Items are serialized to JSON exactly once and passed to pipelines and the store. Use CrawlRequest when a follow-up request needs custom priority, headers, method/body, metadata, or duplicate filtering behavior.

Lifecycle Hooks

#[async_trait::async_trait]
impl Spider for MySpider {
    // ...

    async fn open(&self) -> Result<(), KumoError> {
        // e.g. open a database connection, create a temp file
        println!("crawl starting");
        Ok(())
    }

    async fn close(&self, stats: &CrawlStats) -> Result<(), KumoError> {
        println!(
            "done: {} pages, {} items, {} errors",
            stats.pages_crawled, stats.items_scraped, stats.errors
        );
        Ok(())
    }
}

CrawlStats fields:

Field Type Description
pages_crawled u64 Responses processed
items_scraped u64 Items passed to the store
errors u64 Failed requests
duration Duration Wall-clock crawl time
bytes_downloaded u64 Total response body bytes
timings CrawlTimingStats Cumulative successful-request phase timings for middleware, fetch, parse, pipeline, and store work
interrupted bool true if stopped by Ctrl+C
error_kinds BTreeMap<String, u64> Permanent failures grouped by stable KumoErrorKind label
stop_reason Option<StopReason> Why the crawl stopped
scheduled u64 Requests accepted by the scheduler
deduped u64 Requests skipped because their fingerprint was already seen
retries u64 Retry attempts requeued by retry policy or ErrorPolicy::Retry
retry_exhausted u64 URLs that permanently failed after retry capacity was exhausted
robots_blocked u64 Requests skipped because robots.txt disallowed them
domains BTreeMap<String, DomainStats> Per-domain counters for scheduled, deduped, completed, failed, error kinds, retries, retry exhaustion, and robots-blocked requests

errors counts permanent request failures, including exhausted retries, unhandled fetch/parse errors, and crawl task panics.

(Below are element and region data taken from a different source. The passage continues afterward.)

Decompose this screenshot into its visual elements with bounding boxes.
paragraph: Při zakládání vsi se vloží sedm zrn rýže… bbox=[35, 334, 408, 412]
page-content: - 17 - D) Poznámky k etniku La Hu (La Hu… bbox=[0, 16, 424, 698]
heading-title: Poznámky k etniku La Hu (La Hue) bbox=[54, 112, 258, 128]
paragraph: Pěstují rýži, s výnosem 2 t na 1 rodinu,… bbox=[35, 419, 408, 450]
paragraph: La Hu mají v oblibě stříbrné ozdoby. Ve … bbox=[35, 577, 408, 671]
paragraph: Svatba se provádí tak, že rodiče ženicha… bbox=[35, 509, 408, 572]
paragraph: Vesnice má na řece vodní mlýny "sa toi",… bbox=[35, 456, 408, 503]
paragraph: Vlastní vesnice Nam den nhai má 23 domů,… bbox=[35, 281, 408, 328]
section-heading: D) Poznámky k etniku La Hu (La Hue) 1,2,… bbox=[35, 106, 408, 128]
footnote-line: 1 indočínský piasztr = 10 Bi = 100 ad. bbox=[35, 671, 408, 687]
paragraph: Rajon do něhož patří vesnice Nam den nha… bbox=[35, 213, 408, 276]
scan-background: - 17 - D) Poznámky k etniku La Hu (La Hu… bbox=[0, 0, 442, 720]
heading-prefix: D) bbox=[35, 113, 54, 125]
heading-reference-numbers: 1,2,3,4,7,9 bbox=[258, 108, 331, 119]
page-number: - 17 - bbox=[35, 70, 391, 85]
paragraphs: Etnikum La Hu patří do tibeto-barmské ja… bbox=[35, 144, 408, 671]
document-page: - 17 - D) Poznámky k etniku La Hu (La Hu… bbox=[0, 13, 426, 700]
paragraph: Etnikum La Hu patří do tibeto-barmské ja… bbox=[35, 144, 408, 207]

Panics are attributed to the request's domain in domains[domain].failed so production reports do not silently lose failed work. Use retry_exhausted when alerts need to distinguish "we retried and still failed" from one-off permanent failures. Use CrawlReport::retry_summary() when alerts need a compact production signal that separates retry pressure from retry exhaustion. Use error_kinds when alerts or dashboards need to separate parse failures, HTTP status failures, fetch failures, and other KumoErrorKind categories. Use timings to identify the largest successful-request phase. Timing totals are cumulative across concurrent tasks, so they can be larger than duration.

When updating stats manually, use record_error(domain) to increment both the global error count and the matching per-domain failure count together. Use record_error_kind(domain, kind) when you also know the KumoErrorKind.

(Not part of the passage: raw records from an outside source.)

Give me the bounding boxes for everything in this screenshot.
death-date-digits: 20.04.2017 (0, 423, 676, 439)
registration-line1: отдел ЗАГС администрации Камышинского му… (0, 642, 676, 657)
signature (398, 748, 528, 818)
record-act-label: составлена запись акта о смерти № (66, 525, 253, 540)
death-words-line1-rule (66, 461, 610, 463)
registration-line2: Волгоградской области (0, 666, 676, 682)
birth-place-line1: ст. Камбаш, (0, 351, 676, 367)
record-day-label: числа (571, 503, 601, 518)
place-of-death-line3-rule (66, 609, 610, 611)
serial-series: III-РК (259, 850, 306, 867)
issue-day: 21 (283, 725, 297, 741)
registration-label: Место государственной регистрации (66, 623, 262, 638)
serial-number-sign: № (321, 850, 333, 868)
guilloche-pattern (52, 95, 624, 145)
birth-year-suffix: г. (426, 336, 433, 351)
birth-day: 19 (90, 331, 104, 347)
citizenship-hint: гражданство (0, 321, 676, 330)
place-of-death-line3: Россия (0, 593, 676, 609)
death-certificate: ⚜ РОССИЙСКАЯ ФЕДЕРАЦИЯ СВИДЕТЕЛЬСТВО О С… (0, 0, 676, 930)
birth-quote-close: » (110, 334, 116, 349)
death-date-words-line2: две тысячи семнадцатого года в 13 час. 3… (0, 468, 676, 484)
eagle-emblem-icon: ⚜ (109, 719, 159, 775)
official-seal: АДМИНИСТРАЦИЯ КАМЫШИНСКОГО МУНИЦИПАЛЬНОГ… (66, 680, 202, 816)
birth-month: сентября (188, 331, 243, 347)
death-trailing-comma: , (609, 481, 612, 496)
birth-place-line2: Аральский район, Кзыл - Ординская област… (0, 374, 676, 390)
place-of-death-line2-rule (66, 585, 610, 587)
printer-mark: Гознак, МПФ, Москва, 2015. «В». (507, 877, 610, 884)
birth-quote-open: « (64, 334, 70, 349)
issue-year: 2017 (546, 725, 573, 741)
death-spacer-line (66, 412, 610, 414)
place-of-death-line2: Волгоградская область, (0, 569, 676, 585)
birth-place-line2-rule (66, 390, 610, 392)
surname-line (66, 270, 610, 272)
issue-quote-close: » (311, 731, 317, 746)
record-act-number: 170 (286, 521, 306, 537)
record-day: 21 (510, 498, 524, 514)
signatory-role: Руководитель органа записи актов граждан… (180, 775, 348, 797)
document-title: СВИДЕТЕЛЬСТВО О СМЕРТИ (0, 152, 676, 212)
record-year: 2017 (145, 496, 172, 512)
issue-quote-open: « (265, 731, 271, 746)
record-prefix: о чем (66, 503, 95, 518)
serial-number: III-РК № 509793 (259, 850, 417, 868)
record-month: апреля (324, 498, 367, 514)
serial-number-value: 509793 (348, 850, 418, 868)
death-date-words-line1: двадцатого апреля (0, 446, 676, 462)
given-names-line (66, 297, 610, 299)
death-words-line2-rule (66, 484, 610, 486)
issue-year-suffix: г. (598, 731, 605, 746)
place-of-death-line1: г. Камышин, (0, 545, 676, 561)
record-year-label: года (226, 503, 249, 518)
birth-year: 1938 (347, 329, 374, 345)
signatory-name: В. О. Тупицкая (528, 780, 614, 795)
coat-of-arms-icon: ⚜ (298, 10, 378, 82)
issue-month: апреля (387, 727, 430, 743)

stop_reason is set when the crawl ends:

Reason Meaning
FrontierExhausted No scheduled or in-flight requests remain
Interrupted The crawl received Ctrl+C or stream cancellation
MaxPages max_pages() was reached
MaxItems max_items() was reached after a response finished
MaxDuration max_duration() was reached
MaxErrors max_errors() was reached

Use CrawlReport::from(stats) when you need a stable snapshot for logging or export. Reports can be exported directly with to_json_value(), to_json_string(), or to_json_string_pretty():

let stats = CrawlEngine::builder()
    .run(MySpider)
    .await?;

let report = CrawlReport::from(stats);
std::fs::write("crawl-report.json", report.to_json_string_pretty())?;

CrawlReport also exposes derived helpers for production dashboards and alerts:

Helper Meaning
pages_per_second() Successful pages divided by crawl duration
items_per_second() Scraped items divided by crawl duration
bytes_per_second() Downloaded response bytes divided by crawl duration
error_rate() Failed requests divided by completed and failed requests
success_rate() Completed requests divided by completed and failed requests
retry_exhaustion_rate() Retry-exhausted requests divided by retry attempts
retry_summary() Retry attempts, exhausted retries, retry pressure, exhaustion, and exhausted-failure rates

Report JSON uses stable snake_case field names. duration is exported as duration_ms and duration_secs, derived helper values are exported as fields such as pages_per_second and error_rate, timing breakdowns are exported under timings, retry health is exported under retry_summary, and stop_reason is exported as a snake_case string such as "frontier_exhausted" or "max_pages".

Error Handling

on_error lets each spider decide what to do with a failed URL:

fn on_error(&self, url: &str, err: &KumoError) -> ErrorPolicy {
    if matches!(err.kind(), kumo::error::KumoErrorKind::DomainNotAllowed)
        || url.contains("/optional/")
    {
        ErrorPolicy::Skip    // log and continue
    } else {
        ErrorPolicy::Abort   // stop the entire crawl
    }
}

Use err.kind() when you need stable error classification for metrics, logging, or custom retry decisions. This avoids matching on display text.

Domain & Depth Filtering

fn allowed_domains(&self) -> Vec<&str> {
    vec!["example.com"]  // subdomains are included automatically
}

fn max_depth(&self) -> Option<usize> {
    Some(3)  // don't follow links more than 3 hops from start_urls
}

CrawlEngine Builder

CrawlEngine::builder() is a fluent builder that configures and launches the engine:

CrawlEngine::builder()
    .concurrency(8)                           // max parallel requests (default: 8)
    .crawl_delay(Duration::from_millis(500))  // fixed delay between requests
    .retry(3, Duration::from_millis(200))     // retry up to 3× with 200ms base delay
    .respect_robots_txt(true)                 // honours robots.txt (default: true)
    .max_urls(500_000)                        // Bloom filter size (default: 1_000_000)
    .max_pages(10_000)                        // stop after enough pages
    .max_items(100_000)                       // stop after enough items
    .max_duration(Duration::from_secs(3600))  // stop after elapsed wall-clock time
    .max_errors(100)                          // stop after permanent failures
    .metrics_interval(Duration::from_secs(30))
    .middleware(DefaultHeaders::new().user_agent("my-bot/1.0"))
    .store(JsonlStore::new("output.jsonl")?)
    .run(MySpider)
    .await?;

Multi-Spider Engine

Run multiple independent spiders in one process — each gets its own frontier:

CrawlEngine::builder()
    .concurrency(4)
    .add_spider(QuotesSpider)
    .add_spider(BooksSpider)
    .run_all()
    .await?;

Each spider's parse() is called only for URLs in its own frontier. Items from all spiders flow to the same store.